Decorative and detailed map of Mexico, including Texas and Upper California, along with the southern half of the US, from Zatta's Atlante Novissimo, published in Venice.
Nice detail throughout along the Rio Grande and what was then French Louisiana. A number of Indian tribes are noted in the plains, including the Kansez, Osages, Cheraquis, Cascaquas, Aacansas, Chicachas, Natchitoches, Tchatas, Choumans, Apacharia, etc. Excellent detail in Texas, including Corpus Christi, Forte di Giov., El Passo, Guadalupa, Sumas Topires, Cristofolo S. Paolo, La Conceziono S. Giorgio, etc. The northern part of Texas is Paese incognito. Remarkable detail in Arizona and New Mexico. Very primitive treatment of the Mississippi River and tributaries. Excellent pre-Humboldt map of the Southwestern US, Plains etc.
The map was issued in Zatta's Atlante Novissimo a monumental 4 volume work and one of the last great decorative atlases.
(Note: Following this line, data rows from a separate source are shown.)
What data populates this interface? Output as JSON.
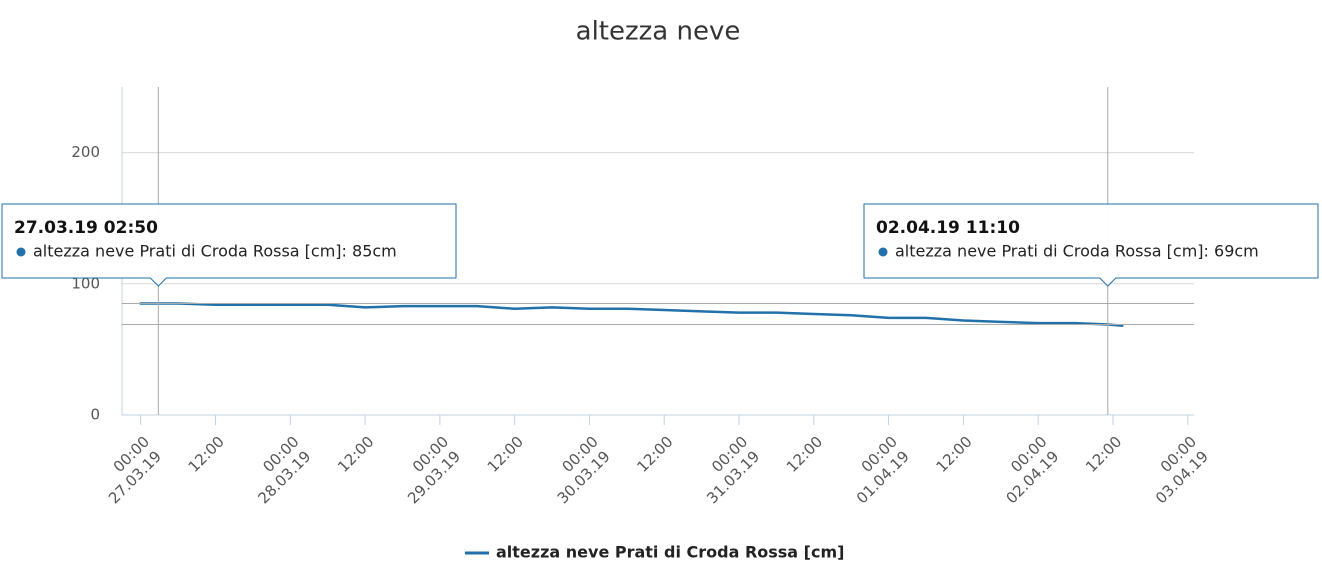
{
  "chart_data": {
    "type": "line",
    "title": "altezza neve",
    "x": [
      "26.03.19 23:50",
      "27.03.19 02:50",
      "27.03.19 06:00",
      "27.03.19 12:00",
      "27.03.19 18:00",
      "28.03.19 00:00",
      "28.03.19 06:00",
      "28.03.19 12:00",
      "28.03.19 18:00",
      "29.03.19 00:00",
      "29.03.19 06:00",
      "29.03.19 12:00",
      "29.03.19 18:00",
      "30.03.19 00:00",
      "30.03.19 06:00",
      "30.03.19 12:00",
      "30.03.19 18:00",
      "31.03.19 00:00",
      "31.03.19 06:00",
      "31.03.19 12:00",
      "31.03.19 18:00",
      "01.04.19 00:00",
      "01.04.19 06:00",
      "01.04.19 12:00",
      "01.04.19 18:00",
      "02.04.19 00:00",
      "02.04.19 06:00",
      "02.04.19 11:10",
      "02.04.19 13:40"
    ],
    "series": [
      {
        "name": "altezza neve Prati di Croda Rossa [cm]",
        "color": "#2171ab",
        "values": [
          85,
          85,
          85,
          84,
          84,
          84,
          84,
          82,
          83,
          83,
          83,
          81,
          82,
          81,
          81,
          80,
          79,
          78,
          78,
          77,
          76,
          74,
          74,
          72,
          71,
          70,
          70,
          69,
          68
        ]
      }
    ],
    "xlim": [
      "26.03.19 21:00",
      "03.04.19 01:00"
    ],
    "xticks": [
      {
        "value": "27.03.19 00:00",
        "label": "00:00\n27.03.19"
      },
      {
        "value": "27.03.19 12:00",
        "label": "12:00"
      },
      {
        "value": "28.03.19 00:00",
        "label": "00:00\n28.03.19"
      },
      {
        "value": "28.03.19 12:00",
        "label": "12:00"
      },
      {
        "value": "29.03.19 00:00",
        "label": "00:00\n29.03.19"
      },
      {
        "value": "29.03.19 12:00",
        "label": "12:00"
      },
      {
        "value": "30.03.19 00:00",
        "label": "00:00\n30.03.19"
      },
      {
        "value": "30.03.19 12:00",
        "label": "12:00"
      },
      {
        "value": "31.03.19 00:00",
        "label": "00:00\n31.03.19"
      },
      {
        "value": "31.03.19 12:00",
        "label": "12:00"
      },
      {
        "value": "01.04.19 00:00",
        "label": "00:00\n01.04.19"
      },
      {
        "value": "01.04.19 12:00",
        "label": "12:00"
      },
      {
        "value": "02.04.19 00:00",
        "label": "00:00\n02.04.19"
      },
      {
        "value": "02.04.19 12:00",
        "label": "12:00"
      },
      {
        "value": "03.04.19 00:00",
        "label": "00:00\n03.04.19"
      }
    ],
    "ylim": [
      0,
      250
    ],
    "yticks": [
      0,
      100,
      200
    ],
    "grid": true,
    "legend": "bottom",
    "tooltips": [
      {
        "x": "27.03.19 02:50",
        "value": 85,
        "text": "altezza neve Prati di Croda Rossa [cm]: 85cm"
      },
      {
        "x": "02.04.19 11:10",
        "value": 69,
        "text": "altezza neve Prati di Croda Rossa [cm]: 69cm"
      }
    ]
  }
}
Antonio Zatta (fl. 1757-1797) was a prominent Italian editor, cartographer, and publisher. Little is known about his life beyond his many surviving published works. It is possible that he was born as early as 1722 and lived as late as 1804. He lived in Venice and his work flourished between 1757 and 1797. He is best known for his atlas, Atlante Novissimo (1779-1785), and for his prolific output of prints and books that were both precisely made and aesthetically pleasing. Zatta clearly had a large network from which to draw information; this is how he was able to publish the first glimpse of the islands visited by Captain Cook in the Atlante Novissimo. Zatta also published books of plays and architecture.